CIXM-FM
- Whitecourt, Alberta; Canada;
- Frequency: 105.3 MHz
- Branding: XM 105 FM

Programming
- Format: Country
- Affiliations: Whitecourt Wolverines

Ownership
- Owner: Jim Pattison Group

History
- First air date: September 18, 2006

Technical information
- Class: C
- ERP: 42,300 watts (42.3 kW)
- HAAT: 377 metres (1,237 ft)
- Transmitter coordinates: 54°01′59″N 115°42′58″W﻿ / ﻿54.0331°N 115.716°W

Links
- Website: www.xm105fm.com

= CIXM-FM =

Radio station in Whitecourt, Alberta

CIXM-FM is a Canadian radio station that broadcasts a country music format at 105.3 FM in Whitecourt, Alberta. The station was founded and formerly owned by Edward and Remi Tardif.

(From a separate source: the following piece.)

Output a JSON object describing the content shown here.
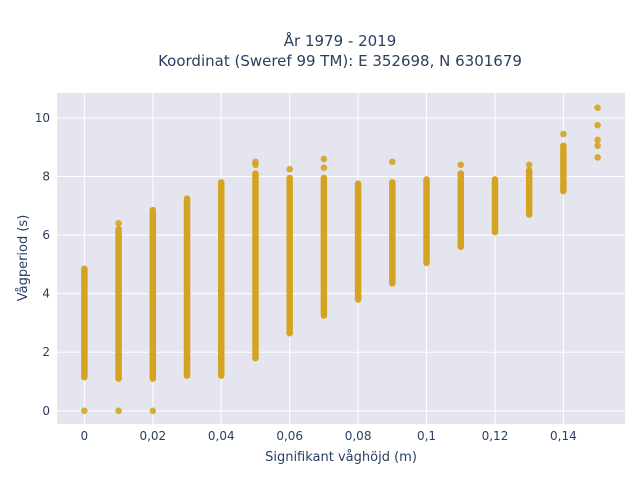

CIXM was granted a license by the Canadian Radio-television and Telecommunications Commission in 2005, and signed on the air on September 18, 2006.

The station is the host broadcaster for the AJHL's Whitecourt Wolverines, airing every game on air and online.

On August 20, 2018, the Jim Pattison Group announced its intent to acquire Fabmar Communications pending CRTC approval.